I.R. : Ce sont tout d’abord les auteurs plus ou moins anonymes de la matière de Bretagne. Tous ces collectifs qui ont inventé Arthur, Viviane, Morgane. Je me souviens aussi des Vénètes qui ont combattu Jules César et qui n’a dû sa victoire qu’à un coup de chance insensé. Anne de Bretagne est également un personnage complexe et fascinant. C’est une grande figure de la Renaissance européenne qui s’est retrouvée au cœur d’enjeux personnels extrêmement douloureux. La question s’est posée sur sa capacité de donner des héritiers à la Couronne. Elle a notamment vécu dans les pays de Loire dans une zone géographique où les Bretons apportaient tout leur talent et leur savoir-faire au sein de quartier qui s’appelaient des Bretonneries. Je pense aussi bien sûr aux écrivains comme Chateaubriand, Ernest Renan ou Victor Segalen. Et tous ces immenses poètes, Saint Pol Roux, Tristan Corbière ou encore Max Jacob qui est la marque de l’ouverture au monde des Bretons puisque sa famille de tailleurs d’origine juive fournissait des costumes et des broderies à Quimper. Aujourd’hui, j’admire tous ceux qui ont contribué à affermir la conscience moderne des Bretons, Alexis Gourvennec dans l’économie, Alan Stivell, Dan ar Braz et les Tri Yann dans la musique. Leur travail sur la réappropriation de la culture bretonne a été capital pour les écrivains de ma génération, pour qu’ils se sentent plus confiants.

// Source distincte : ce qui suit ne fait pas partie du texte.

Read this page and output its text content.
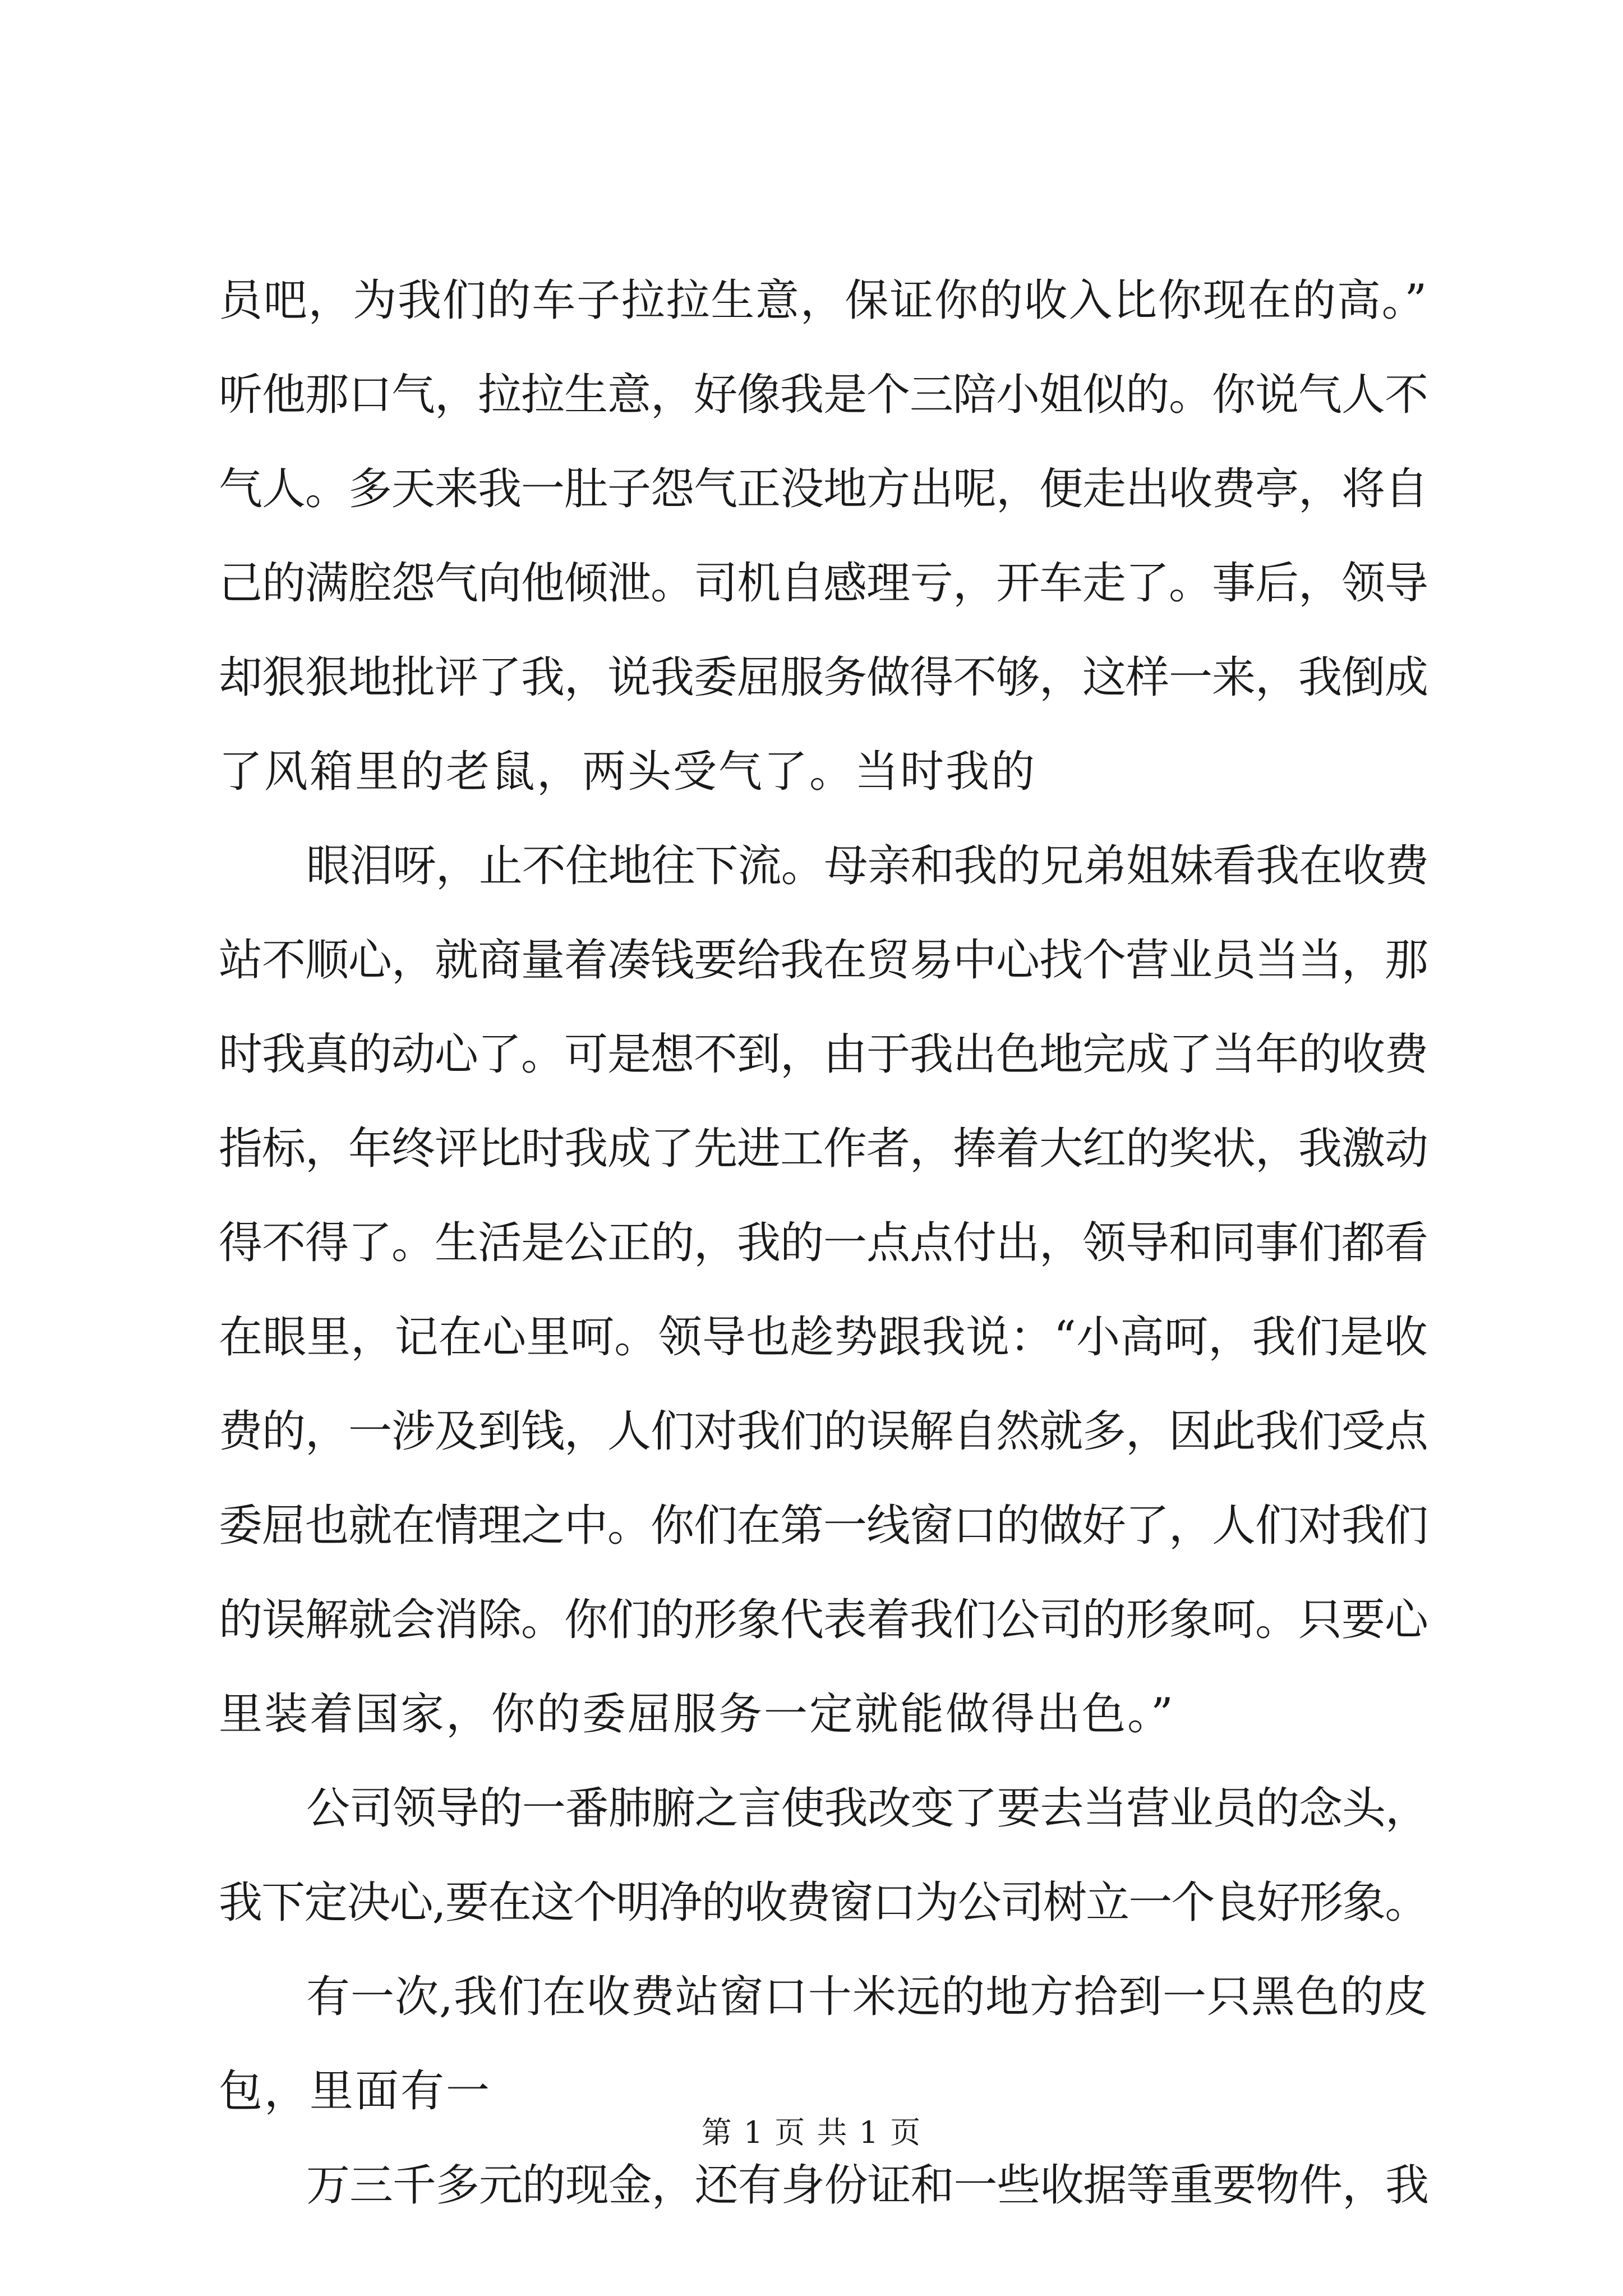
员吧，为我们的车子拉拉生意，保证你的收入比你现在的高。”
听他那口气，拉拉生意，好像我是个三陪小姐似的。你说气人不
气人。多天来我一肚子怨气正没地方出呢，便走出收费亭，将自
己的满腔怨气向他倾泄。司机自感理亏，开车走了。事后，领导
却狠狠地批评了我，说我委屈服务做得不够，这样一来，我倒成
了风箱里的老鼠，两头受气了。当时我的
眼泪呀，止不住地往下流。母亲和我的兄弟姐妹看我在收费
站不顺心，就商量着凑钱要给我在贸易中心找个营业员当当，那
时我真的动心了。可是想不到，由于我出色地完成了当年的收费
指标，年终评比时我成了先进工作者，捧着大红的奖状，我激动
得不得了。生活是公正的，我的一点点付出，领导和同事们都看
在眼里，记在心里呵。领导也趁势跟我说：“小高呵，我们是收
费的，一涉及到钱，人们对我们的误解自然就多，因此我们受点
委屈也就在情理之中。你们在第一线窗口的做好了，人们对我们
的误解就会消除。你们的形象代表着我们公司的形象呵。只要心
里装着国家，你的委屈服务一定就能做得出色。”
公司领导的一番肺腑之言使我改变了要去当营业员的念头，
我下定决心,要在这个明净的收费窗口为公司树立一个良好形象。
有一次,我们在收费站窗口十米远的地方拾到一只黑色的皮
包，里面有一
万三千多元的现金，还有身份证和一些收据等重要物件，我
第 1 页 共 1 页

D.R. : Quels sont vos projets littéraires ?
I.R. : Dans l’immédiat, je compte me mettre en friche. Je ne suis pas quelqu’un qui écrit par devoir mondain ou par nécessité d’écrire. En fait, je trouve mes livres dans la vie. Je vais à la rencontre des gens, je les observe, les écoute. C’est souvent pour moi la meilleure façon de travailler. Et puis les choses coagulent d’un coup comme pour « Sorti de rien ». Un matin, je m’assieds à ma table et en trois ou six mois un livre arrive. Je crois que nous sommes tous comme cela en Bretagne, nous aimons bien construire des choses qui ont du sens.